Die Friedensandacht wird von einer kleinen Gruppe in großer Treue im Altarraum der Martin Luther Kirche gefeiert. Wenn die Glocken am Freitagabend um 19 Uhr läuten, dann kommen Jugendliche und Erwachsene zusammen, um miteinander zu singen und zu beten. In den Wintermonaten (November bis März) bietet das Evang. Gemeindehaus Raum für dieses besondere Angebot am zweiten und vierten Freitagabend im Monat.

Entstanden ist diese Andachtsform im Jahr 2003, als Gemeindeglieder angesichts der Nachrichten vom Irak-Krieg einen Ort der Vergewisserung und des Gebets suchten.

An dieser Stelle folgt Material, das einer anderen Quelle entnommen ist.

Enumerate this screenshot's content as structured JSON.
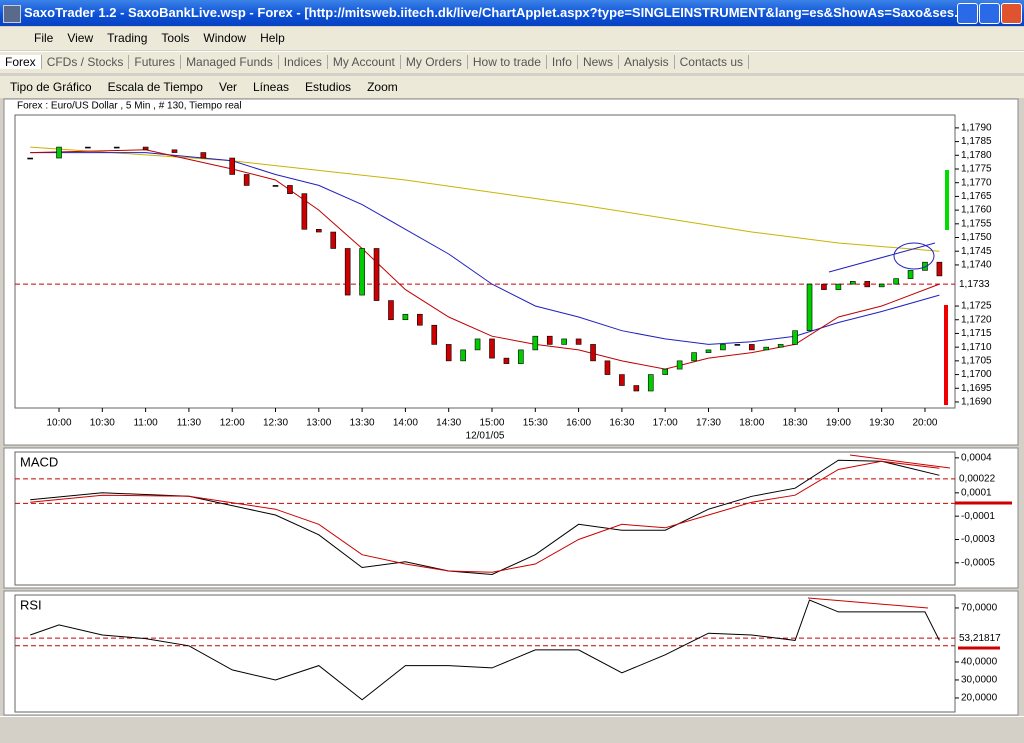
{
  "window": {
    "title": "SaxoTrader 1.2 - SaxoBankLive.wsp - Forex - [http://mitsweb.iitech.dk/live/ChartApplet.aspx?type=SINGLEINSTRUMENT&lang=es&ShowAs=Saxo&ses...",
    "menu": [
      "File",
      "View",
      "Trading",
      "Tools",
      "Window",
      "Help"
    ],
    "tabs": [
      "Forex",
      "CFDs / Stocks",
      "Futures",
      "Managed Funds",
      "Indices",
      "My Account",
      "My Orders",
      "How to trade",
      "Info",
      "News",
      "Analysis",
      "Contacts us"
    ],
    "chart_menu": [
      "Tipo de Gráfico",
      "Escala de Tiempo",
      "Ver",
      "Líneas",
      "Estudios",
      "Zoom"
    ]
  },
  "chart_data": [
    {
      "type": "candlestick",
      "title": "Forex : Euro/US Dollar , 5 Min , # 130, Tiempo real",
      "x_label": "12/01/05",
      "up_color": "#00cc00",
      "down_color": "#cc0000",
      "x": [
        580,
        600,
        620,
        640,
        660,
        680,
        700,
        720,
        730,
        750,
        760,
        770,
        780,
        790,
        800,
        810,
        820,
        830,
        840,
        850,
        860,
        870,
        880,
        890,
        900,
        910,
        920,
        930,
        940,
        950,
        960,
        970,
        980,
        990,
        1000,
        1010,
        1020,
        1030,
        1040,
        1050,
        1060,
        1070,
        1080,
        1090,
        1100,
        1110,
        1120,
        1130,
        1140,
        1150,
        1160,
        1170,
        1180,
        1190,
        1200,
        1210
      ],
      "close": [
        1.1779,
        1.1783,
        1.1783,
        1.1783,
        1.1782,
        1.1781,
        1.1779,
        1.1773,
        1.1769,
        1.1769,
        1.1766,
        1.1753,
        1.1752,
        1.1746,
        1.1729,
        1.1746,
        1.1727,
        1.172,
        1.1722,
        1.1718,
        1.1711,
        1.1705,
        1.1709,
        1.1713,
        1.1706,
        1.1704,
        1.1709,
        1.1714,
        1.1711,
        1.1713,
        1.1711,
        1.1705,
        1.17,
        1.1696,
        1.1694,
        1.17,
        1.1702,
        1.1705,
        1.1708,
        1.1709,
        1.1711,
        1.1711,
        1.1709,
        1.171,
        1.1711,
        1.1716,
        1.1733,
        1.1731,
        1.1733,
        1.1734,
        1.1732,
        1.1733,
        1.1735,
        1.1738,
        1.1741,
        1.1736
      ],
      "series": [
        {
          "color": "#c8b400",
          "x": [
            580,
            720,
            840,
            960,
            1080,
            1140,
            1210
          ],
          "values": [
            1.1783,
            1.1778,
            1.1771,
            1.1762,
            1.1752,
            1.1748,
            1.1745
          ]
        },
        {
          "color": "#2020c0",
          "x": [
            580,
            660,
            720,
            750,
            780,
            810,
            840,
            870,
            900,
            930,
            960,
            990,
            1020,
            1050,
            1080,
            1110,
            1140,
            1170,
            1210
          ],
          "values": [
            1.1781,
            1.1781,
            1.1778,
            1.1773,
            1.1769,
            1.1762,
            1.1753,
            1.1744,
            1.1733,
            1.1725,
            1.1721,
            1.1716,
            1.1713,
            1.1711,
            1.1712,
            1.1714,
            1.1719,
            1.1723,
            1.1729
          ]
        },
        {
          "color": "#c00000",
          "x": [
            580,
            660,
            720,
            750,
            780,
            810,
            840,
            870,
            900,
            930,
            960,
            990,
            1020,
            1050,
            1080,
            1110,
            1140,
            1170,
            1210
          ],
          "values": [
            1.1781,
            1.1782,
            1.1775,
            1.1771,
            1.176,
            1.1746,
            1.1731,
            1.1721,
            1.1714,
            1.1711,
            1.1709,
            1.1705,
            1.1702,
            1.1706,
            1.1708,
            1.1711,
            1.1721,
            1.1725,
            1.1733
          ]
        }
      ],
      "xlim": [
        569.5,
        1220.8
      ],
      "ylim": [
        1.16878,
        1.17947
      ],
      "xticks": [
        {
          "value": 600,
          "label": "10:00"
        },
        {
          "value": 630,
          "label": "10:30"
        },
        {
          "value": 660,
          "label": "11:00"
        },
        {
          "value": 690,
          "label": "11:30"
        },
        {
          "value": 720,
          "label": "12:00"
        },
        {
          "value": 750,
          "label": "12:30"
        },
        {
          "value": 780,
          "label": "13:00"
        },
        {
          "value": 810,
          "label": "13:30"
        },
        {
          "value": 840,
          "label": "14:00"
        },
        {
          "value": 870,
          "label": "14:30"
        },
        {
          "value": 900,
          "label": "15:00"
        },
        {
          "value": 930,
          "label": "15:30"
        },
        {
          "value": 960,
          "label": "16:00"
        },
        {
          "value": 990,
          "label": "16:30"
        },
        {
          "value": 1020,
          "label": "17:00"
        },
        {
          "value": 1050,
          "label": "17:30"
        },
        {
          "value": 1080,
          "label": "18:00"
        },
        {
          "value": 1110,
          "label": "18:30"
        },
        {
          "value": 1140,
          "label": "19:00"
        },
        {
          "value": 1170,
          "label": "19:30"
        },
        {
          "value": 1200,
          "label": "20:00"
        }
      ],
      "yticks": [
        {
          "value": 1.179,
          "label": "1,1790"
        },
        {
          "value": 1.1785,
          "label": "1,1785"
        },
        {
          "value": 1.178,
          "label": "1,1780"
        },
        {
          "value": 1.1775,
          "label": "1,1775"
        },
        {
          "value": 1.177,
          "label": "1,1770"
        },
        {
          "value": 1.1765,
          "label": "1,1765"
        },
        {
          "value": 1.176,
          "label": "1,1760"
        },
        {
          "value": 1.1755,
          "label": "1,1755"
        },
        {
          "value": 1.175,
          "label": "1,1750"
        },
        {
          "value": 1.1745,
          "label": "1,1745"
        },
        {
          "value": 1.174,
          "label": "1,1740"
        },
        {
          "value": 1.1725,
          "label": "1,1725"
        },
        {
          "value": 1.172,
          "label": "1,1720"
        },
        {
          "value": 1.1715,
          "label": "1,1715"
        },
        {
          "value": 1.171,
          "label": "1,1710"
        },
        {
          "value": 1.1705,
          "label": "1,1705"
        },
        {
          "value": 1.17,
          "label": "1,1700"
        },
        {
          "value": 1.1695,
          "label": "1,1695"
        },
        {
          "value": 1.169,
          "label": "1,1690"
        }
      ],
      "ref_color": "#cc0000",
      "ref_lines": [
        {
          "value": 1.1733,
          "label": "1,1733"
        }
      ]
    },
    {
      "type": "line",
      "title": "MACD",
      "series": [
        {
          "color": "#000000",
          "x": [
            580,
            630,
            690,
            750,
            780,
            810,
            840,
            870,
            900,
            930,
            960,
            990,
            1020,
            1050,
            1080,
            1110,
            1140,
            1170,
            1210
          ],
          "values": [
            4e-05,
            0.0001,
            7e-05,
            -9e-05,
            -0.00026,
            -0.00054,
            -0.00049,
            -0.00057,
            -0.0006,
            -0.00043,
            -0.00017,
            -0.00022,
            -0.00022,
            -4e-05,
            7e-05,
            0.00014,
            0.00038,
            0.00037,
            0.00025
          ]
        },
        {
          "color": "#cc0000",
          "x": [
            580,
            630,
            690,
            750,
            780,
            810,
            840,
            870,
            900,
            930,
            960,
            990,
            1020,
            1050,
            1080,
            1110,
            1140,
            1170,
            1210
          ],
          "values": [
            2e-05,
            8e-05,
            7e-05,
            -4e-05,
            -0.00017,
            -0.00043,
            -0.00051,
            -0.00057,
            -0.00058,
            -0.00051,
            -0.0003,
            -0.00017,
            -0.0002,
            -9e-05,
            2e-05,
            8e-05,
            0.0003,
            0.00037,
            0.00031
          ]
        }
      ],
      "xlim": [
        569.5,
        1220.8
      ],
      "ylim": [
        -0.00069,
        0.00045
      ],
      "yticks": [
        {
          "value": 0.0004,
          "label": "0,0004"
        },
        {
          "value": 0.0001,
          "label": "0,0001"
        },
        {
          "value": -0.0001,
          "label": "-0,0001"
        },
        {
          "value": -0.0003,
          "label": "-0,0003"
        },
        {
          "value": -0.0005,
          "label": "-0,0005"
        }
      ],
      "ref_color": "#cc0000",
      "ref_lines": [
        {
          "value": 0.00022,
          "label": "0,00022"
        },
        1e-05
      ]
    },
    {
      "type": "line",
      "title": "RSI",
      "series": [
        {
          "color": "#000000",
          "x": [
            580,
            600,
            630,
            660,
            690,
            720,
            750,
            780,
            810,
            840,
            870,
            900,
            930,
            960,
            990,
            1020,
            1050,
            1080,
            1110,
            1120,
            1140,
            1170,
            1200,
            1210
          ],
          "values": [
            55,
            60.6,
            55,
            53,
            49,
            35.6,
            30,
            38,
            19,
            38,
            38,
            36.7,
            46.7,
            46.7,
            34,
            44,
            56,
            55,
            52,
            74.4,
            67.8,
            67.8,
            67.8,
            52
          ]
        }
      ],
      "xlim": [
        569.5,
        1220.8
      ],
      "ylim": [
        12.2,
        77.2
      ],
      "yticks": [
        {
          "value": 70,
          "label": "70,0000"
        },
        {
          "value": 40,
          "label": "40,0000"
        },
        {
          "value": 30,
          "label": "30,0000"
        },
        {
          "value": 20,
          "label": "20,0000"
        }
      ],
      "ref_color": "#cc0000",
      "ref_lines": [
        {
          "value": 53.21817,
          "label": "53,21817"
        },
        49
      ]
    }
  ]
}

Fester Bestandteil der Friedensandacht ist das Fürbittengebet: mit dem Anzünden der Kerzen im Lichterkreuz werden das persönliche Leben und die Welt in's Gebet genommen. Besonders wird jeweils für die afrikanischen Geschwister in der Partnergemeinde in der Zentralafrikanischen Republik (Bibelschule Baboua) zu Gott gebetet. Auf dem Altar steht dann das Holzkreuz mit dem dunklen Christus aus Zentralafrika.

 

Bei Konfirmandinnen und Konfirmanden ist die Friedensandacht sehr beliebt. Sie sagen: "Wenn wir zusammen beten, dann fühlt man sich stärker! Und in der Friedensandacht ist es irgendwie auch persönlicher als im Gottesdienst am Sonntag. Für andere Menschen zu Gott beten, das tut so gut! Und häufig erfahren wir hier auch etwas über die Situation von Menschen in fernen Ländern, die auf Hilfe und Unterstützung angewiesen sind."